To My Past Self
I learned not to apologize for my feelings.
I’m trying to envision that it is 2027 — five years from now.
There is no longer a global pandemic dominating our lives. I’m sure Covid is still around, but it has become endemic. Maybe we still wear masks in crowded places. Maybe we’re still getting vaccine boosters every six months. But our world has resumed some semblance of “Before” though we can never really go back to pre-pandemic life.
I’m in a different place. Born from exhaustion, necessity, and a firm grasp of boundaries, I took control where I could. Everything else was spiraling — school safety, discourse on science and medicine, the pillars of democracy. I can’t do anything about those things. But I realized that I could control what I was willing to tolerate. And now, five years later, I’m better for it.
Five years before the pandemic, I got my first real lessons in boundaries. When Nelle and Iris died, I faced all kinds of Opinions about how I should grieve. “You should move on.” “You can have another baby.” “Your grief is irrelevant to work.”
Through a support group, I learned to push back. To not apologize for my feelings.
I became less tolerant of bullshit, because I just didn’t have the energy. I also didn’t have any fight left. I realized the freeing power of putting up barriers between myself and people who didn’t get it.
I also learned that I could not control grief or healing. I could do the work in therapy and find ways to honor my babies… and still find myself crying in my car when I hear a certain song, even years later. I accepted that grief had to run its own course.
As the pandemic progressed, much of my pre-Covid life slipped away. Anxiety mounted. We thought we would be isolated for a few weeks. Weeks turned into months, months turned into a year.
As time passed, I found myself channeling what grief had taught me: I can’t control everything. But I can control some things. I put up more barriers between work and life. I carved out (and guarded) time to focus on my own projects. I realized that if I don’t take care of myself, I can’t take care of the people that I love — and they depend on me.

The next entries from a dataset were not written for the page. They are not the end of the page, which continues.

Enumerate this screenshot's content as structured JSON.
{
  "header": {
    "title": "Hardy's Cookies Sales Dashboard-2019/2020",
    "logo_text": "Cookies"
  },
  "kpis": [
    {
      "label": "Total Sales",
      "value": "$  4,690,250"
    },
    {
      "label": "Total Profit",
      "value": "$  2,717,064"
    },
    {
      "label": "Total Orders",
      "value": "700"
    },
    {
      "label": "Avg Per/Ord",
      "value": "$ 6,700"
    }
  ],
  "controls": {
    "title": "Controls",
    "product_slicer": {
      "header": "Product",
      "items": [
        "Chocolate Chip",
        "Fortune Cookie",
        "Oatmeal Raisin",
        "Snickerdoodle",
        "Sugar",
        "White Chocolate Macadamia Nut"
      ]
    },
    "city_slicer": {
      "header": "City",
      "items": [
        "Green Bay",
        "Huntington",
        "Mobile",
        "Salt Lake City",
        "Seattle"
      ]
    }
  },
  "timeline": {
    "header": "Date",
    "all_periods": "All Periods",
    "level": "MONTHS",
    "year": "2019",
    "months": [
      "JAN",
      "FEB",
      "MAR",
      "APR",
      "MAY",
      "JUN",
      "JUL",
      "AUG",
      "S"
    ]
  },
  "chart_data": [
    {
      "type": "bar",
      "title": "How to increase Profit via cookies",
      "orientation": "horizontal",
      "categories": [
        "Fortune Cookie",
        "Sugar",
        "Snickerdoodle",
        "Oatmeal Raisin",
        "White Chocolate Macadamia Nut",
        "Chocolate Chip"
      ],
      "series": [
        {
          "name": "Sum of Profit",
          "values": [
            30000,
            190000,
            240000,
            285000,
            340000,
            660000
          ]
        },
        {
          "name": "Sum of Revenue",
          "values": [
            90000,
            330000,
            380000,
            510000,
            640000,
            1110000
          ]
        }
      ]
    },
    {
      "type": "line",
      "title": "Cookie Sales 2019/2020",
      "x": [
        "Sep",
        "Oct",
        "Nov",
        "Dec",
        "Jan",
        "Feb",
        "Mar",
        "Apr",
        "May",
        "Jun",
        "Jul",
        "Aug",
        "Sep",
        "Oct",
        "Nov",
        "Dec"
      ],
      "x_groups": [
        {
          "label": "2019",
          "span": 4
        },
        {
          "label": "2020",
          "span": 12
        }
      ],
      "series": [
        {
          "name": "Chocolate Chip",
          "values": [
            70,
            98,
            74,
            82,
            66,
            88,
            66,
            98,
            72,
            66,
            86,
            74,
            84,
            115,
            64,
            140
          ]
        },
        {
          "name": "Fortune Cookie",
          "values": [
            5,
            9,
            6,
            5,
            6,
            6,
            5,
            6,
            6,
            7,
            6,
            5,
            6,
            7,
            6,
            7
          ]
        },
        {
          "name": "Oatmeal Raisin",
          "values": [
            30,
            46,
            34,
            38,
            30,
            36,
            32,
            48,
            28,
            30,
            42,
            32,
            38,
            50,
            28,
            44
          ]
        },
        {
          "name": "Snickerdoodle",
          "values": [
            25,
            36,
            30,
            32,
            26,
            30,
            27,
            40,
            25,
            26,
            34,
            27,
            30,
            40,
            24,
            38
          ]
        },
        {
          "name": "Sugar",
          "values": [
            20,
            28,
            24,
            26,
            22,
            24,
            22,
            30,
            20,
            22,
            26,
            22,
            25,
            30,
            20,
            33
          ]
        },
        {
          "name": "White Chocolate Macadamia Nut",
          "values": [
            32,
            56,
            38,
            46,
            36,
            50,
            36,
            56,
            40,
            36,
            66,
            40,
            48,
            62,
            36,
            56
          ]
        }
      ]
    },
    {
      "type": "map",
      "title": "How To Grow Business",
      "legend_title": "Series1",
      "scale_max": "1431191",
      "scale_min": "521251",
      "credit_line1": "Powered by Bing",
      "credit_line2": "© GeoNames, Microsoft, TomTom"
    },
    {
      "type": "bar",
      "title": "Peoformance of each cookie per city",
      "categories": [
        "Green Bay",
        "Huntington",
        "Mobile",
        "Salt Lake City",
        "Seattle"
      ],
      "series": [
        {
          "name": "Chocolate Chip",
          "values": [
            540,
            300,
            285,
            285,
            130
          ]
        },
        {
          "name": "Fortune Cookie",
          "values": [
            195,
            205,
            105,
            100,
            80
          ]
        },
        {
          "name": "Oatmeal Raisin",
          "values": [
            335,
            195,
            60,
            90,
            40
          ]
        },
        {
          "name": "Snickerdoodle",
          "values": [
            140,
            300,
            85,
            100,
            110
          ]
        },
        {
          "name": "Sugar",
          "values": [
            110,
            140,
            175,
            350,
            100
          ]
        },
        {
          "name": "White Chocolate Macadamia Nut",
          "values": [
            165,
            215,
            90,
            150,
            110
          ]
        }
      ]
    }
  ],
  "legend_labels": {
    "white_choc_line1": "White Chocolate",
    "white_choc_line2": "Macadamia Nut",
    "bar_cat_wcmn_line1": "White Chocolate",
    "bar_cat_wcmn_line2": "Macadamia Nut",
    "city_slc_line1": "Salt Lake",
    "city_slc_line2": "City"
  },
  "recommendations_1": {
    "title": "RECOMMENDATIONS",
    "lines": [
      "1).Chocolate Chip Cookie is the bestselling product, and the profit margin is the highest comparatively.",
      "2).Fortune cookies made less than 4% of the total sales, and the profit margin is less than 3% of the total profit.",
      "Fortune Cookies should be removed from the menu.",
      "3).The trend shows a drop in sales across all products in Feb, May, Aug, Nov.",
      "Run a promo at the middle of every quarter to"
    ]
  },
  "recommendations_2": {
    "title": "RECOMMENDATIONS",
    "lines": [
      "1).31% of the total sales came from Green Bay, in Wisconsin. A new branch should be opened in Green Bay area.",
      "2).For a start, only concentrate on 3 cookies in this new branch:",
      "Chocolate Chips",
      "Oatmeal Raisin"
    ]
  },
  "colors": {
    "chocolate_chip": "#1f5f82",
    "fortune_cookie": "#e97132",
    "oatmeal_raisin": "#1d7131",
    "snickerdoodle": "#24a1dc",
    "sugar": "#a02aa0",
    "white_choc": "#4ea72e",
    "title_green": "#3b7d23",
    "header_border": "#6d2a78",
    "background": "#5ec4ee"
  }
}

So I’m envisioning my 2027 self looking back on my 2022 self and saying, “I’m proud of you.”
I’m proud of you for doing work that fulfills you.
I’m proud of you for creating.
I’m proud of the effort you put in and the goals you set for yourself.
Back in 2016, just a few months after Iris died, I wrote a letter to my 8-year-old self. I opened with, “Never stop writing, little one.” My 2027 self would say the same thing to the person I am today. Writing supported me through grief, though a pandemic, and now has become the fuel for the person I hope to become.